[Update] Amazon Kindle Event Wrap-up.

Amazon just unveiled some new Kindles. Bookworms rejoice! Now there’s a Kindle for everyone at $79, $99, $149, and $199 price points. Hop past the break for the rundown…

Kindle

Looking for a great e-reader and not necessarily wanting/needing a ton of extra bells and whistles? This re-designed, smaller Kindle is for you. According to Amazon, this Kindle is under 6oz and 18% smaller than the Kindle 3. But the real reason you’d want to shack up with the Kindle: It’s $79 price tag. The new shrunken Kindle can be ordered and shipped starting today.

Kindle Touch & Kindle Touch 3G


Image Credit: Slashgear
What is more intriguing (to us at least) is the new Kindle Touch. The biggest departure from previous devices is the Touch’s button-free design. How do you navigate you ask? Simple: tap on the left side of the screen to go back a page, right side to move forward, and the bottom-center to bring up the menu. And because it uses an e-ink display, battery life is lengthy.

But the real feature to remember the Kindle Touch by is the new “X-ray” functionality that allows you to select a page and instantly have a Wikipedia page pop-up with all the info you could ever want on important words or subjects on any given page. This info is reportedly downloaded with the text which explains the “instant” ability.

Another Kindle variant outed today: Kindle Touch 3G. Specs are identical to the 3G-less Kindle Touch (save for the obvious) with the data plan needed to accompany the device set at $50 “for a lifetime of data in over 100 countries”.

Thanks to the highly focused feature market, the Kindle Touch can be priced to move at $99 with a 3G version hitting the wallet a tad higher at $149. Pre-orders begin later today with shipments going out to customers on November 11th.

Kindle Fire


Bloomberg leaked this one a tad early.

In short: feature junkies looking to get a robust e-reader from Amazon will want to look no further.
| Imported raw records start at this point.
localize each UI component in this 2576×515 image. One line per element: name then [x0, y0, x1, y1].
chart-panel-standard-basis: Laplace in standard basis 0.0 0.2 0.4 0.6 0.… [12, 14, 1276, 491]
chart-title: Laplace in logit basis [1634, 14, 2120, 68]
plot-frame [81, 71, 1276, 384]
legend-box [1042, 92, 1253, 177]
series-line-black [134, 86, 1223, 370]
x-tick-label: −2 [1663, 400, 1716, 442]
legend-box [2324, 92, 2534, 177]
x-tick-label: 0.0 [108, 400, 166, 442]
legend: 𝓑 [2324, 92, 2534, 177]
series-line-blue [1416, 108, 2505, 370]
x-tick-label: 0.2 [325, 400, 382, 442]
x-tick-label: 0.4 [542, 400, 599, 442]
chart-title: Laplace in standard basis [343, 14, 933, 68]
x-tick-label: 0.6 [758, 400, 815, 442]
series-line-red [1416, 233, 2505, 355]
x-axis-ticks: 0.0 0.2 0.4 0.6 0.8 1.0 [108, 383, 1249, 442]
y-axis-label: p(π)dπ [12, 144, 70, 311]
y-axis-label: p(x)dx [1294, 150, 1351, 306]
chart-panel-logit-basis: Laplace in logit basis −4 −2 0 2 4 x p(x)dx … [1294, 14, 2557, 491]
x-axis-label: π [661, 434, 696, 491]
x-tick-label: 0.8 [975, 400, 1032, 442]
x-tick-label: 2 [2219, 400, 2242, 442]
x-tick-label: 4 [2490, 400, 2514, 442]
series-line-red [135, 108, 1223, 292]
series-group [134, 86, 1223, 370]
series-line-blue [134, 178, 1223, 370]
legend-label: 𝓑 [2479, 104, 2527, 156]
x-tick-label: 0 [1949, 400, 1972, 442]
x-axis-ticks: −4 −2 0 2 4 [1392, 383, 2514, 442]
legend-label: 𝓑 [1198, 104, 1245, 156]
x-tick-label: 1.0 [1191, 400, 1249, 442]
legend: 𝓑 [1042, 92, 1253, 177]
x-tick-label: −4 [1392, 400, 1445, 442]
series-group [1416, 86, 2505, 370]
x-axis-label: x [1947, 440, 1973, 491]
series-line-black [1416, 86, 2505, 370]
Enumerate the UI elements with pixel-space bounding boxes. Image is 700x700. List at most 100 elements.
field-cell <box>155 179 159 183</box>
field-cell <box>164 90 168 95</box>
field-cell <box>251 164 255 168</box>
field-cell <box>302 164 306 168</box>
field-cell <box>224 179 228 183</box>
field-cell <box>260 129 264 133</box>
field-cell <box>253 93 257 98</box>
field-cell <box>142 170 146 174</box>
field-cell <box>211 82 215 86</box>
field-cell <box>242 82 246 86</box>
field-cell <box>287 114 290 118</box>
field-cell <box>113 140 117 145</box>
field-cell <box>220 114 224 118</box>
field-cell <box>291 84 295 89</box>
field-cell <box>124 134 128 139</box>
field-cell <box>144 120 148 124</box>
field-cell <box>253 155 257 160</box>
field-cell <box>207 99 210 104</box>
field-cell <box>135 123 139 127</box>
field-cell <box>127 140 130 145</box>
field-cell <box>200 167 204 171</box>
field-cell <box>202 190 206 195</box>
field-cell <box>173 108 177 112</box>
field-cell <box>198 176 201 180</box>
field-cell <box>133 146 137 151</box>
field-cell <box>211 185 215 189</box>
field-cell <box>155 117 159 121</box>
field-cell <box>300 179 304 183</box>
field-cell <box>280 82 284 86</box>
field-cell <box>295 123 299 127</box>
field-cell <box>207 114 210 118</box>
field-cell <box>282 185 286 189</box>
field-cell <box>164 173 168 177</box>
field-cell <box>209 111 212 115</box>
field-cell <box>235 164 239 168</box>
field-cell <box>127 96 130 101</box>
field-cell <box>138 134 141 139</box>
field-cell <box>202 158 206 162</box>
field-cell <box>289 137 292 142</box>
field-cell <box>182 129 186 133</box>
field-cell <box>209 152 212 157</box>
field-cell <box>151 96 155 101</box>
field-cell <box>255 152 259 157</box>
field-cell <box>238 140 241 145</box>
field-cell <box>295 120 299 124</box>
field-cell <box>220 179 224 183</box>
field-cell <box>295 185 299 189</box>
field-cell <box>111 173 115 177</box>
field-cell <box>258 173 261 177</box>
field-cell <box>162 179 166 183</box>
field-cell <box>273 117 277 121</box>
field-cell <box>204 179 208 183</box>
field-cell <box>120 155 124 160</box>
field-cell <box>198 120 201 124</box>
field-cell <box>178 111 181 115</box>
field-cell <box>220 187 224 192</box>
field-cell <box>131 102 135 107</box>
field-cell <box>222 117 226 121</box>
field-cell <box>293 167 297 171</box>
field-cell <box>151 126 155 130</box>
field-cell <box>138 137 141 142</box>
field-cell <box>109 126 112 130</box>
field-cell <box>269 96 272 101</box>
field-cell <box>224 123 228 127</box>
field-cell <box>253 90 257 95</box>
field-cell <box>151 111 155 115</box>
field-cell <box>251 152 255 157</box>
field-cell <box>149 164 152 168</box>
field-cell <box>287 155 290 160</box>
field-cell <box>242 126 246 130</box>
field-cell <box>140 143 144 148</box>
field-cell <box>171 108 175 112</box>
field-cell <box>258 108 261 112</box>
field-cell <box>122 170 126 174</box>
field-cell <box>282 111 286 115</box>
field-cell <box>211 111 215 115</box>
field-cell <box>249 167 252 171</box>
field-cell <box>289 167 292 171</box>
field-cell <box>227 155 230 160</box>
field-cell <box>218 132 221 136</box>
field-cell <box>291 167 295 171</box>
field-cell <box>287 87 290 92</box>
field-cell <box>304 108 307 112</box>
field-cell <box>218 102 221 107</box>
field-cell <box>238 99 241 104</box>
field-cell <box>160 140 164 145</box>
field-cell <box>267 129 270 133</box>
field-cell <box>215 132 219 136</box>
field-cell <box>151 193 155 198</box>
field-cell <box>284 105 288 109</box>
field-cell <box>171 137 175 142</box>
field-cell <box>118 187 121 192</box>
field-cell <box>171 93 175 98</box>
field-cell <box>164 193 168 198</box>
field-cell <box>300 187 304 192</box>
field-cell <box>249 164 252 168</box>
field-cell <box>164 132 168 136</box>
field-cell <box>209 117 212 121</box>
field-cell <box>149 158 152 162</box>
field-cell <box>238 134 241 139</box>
With a dual-core processor, 7″ IPS display, heavily customized version of Android, access to Android Market apps, and all the books/music/TV shows/movies you could ever want thanks to Amazon Prime, what’s not to love? Not a bad way to spend $200, eh? Pre-orders for the Fire start today with the device officially shipping November 15th.

**From what we’ve seen so far, the custom flavor of Android actually looks really good. Android phone manufacturers take note. This is how you do custom Android skins.

Amazon Silk

 

“A thread of silk is an invisble yet an incredibly strong connection.”

Besides the new hardware, Amazon revealed a new browser/technology/service that will power device like the Kindle Fire moving forward called “Silk”. The concept is simple: render cloud-based content on the cloud. For anyone who’s remotely familiar with the concept of server-side browsers/rendering already know the heaviest lifting gets down many miles away by some beastly server, with the pre-rendered, smaller web page being sent to your mobile device. Popular browsers such as Opera Mobile and SkyFire are two more prominent names that have used such technology in years past.

In Amazon’s implementation with Silk, they call the technology “Dynamic Split Browsing” as the browser will intelligently toss data back and forth between local and remote rendering depending on size, signal quality, etc.

Wrap-up

A lot of good Kindle news today. Any e-reader fanatics going to jump on the new generation of Kindle e-readers?

At the $199 price point we actually think Apple may have some serious competition for more casual tablet users. Even though the ~$200 jump to an iPad brings some added functionality, the Kindle Fire offers up enough for most mainstream users we think. Thoughts?

Update

SAI is reporting that the pricing listed above is for ad-packed devices that feature “special offer” ads. If you’d like to score any of the new Kindles without ads you’re looking at $110/$140/$190 for the Kindle, Kindle Touch, and Kindle Touch 3G respectively. Deal breaker?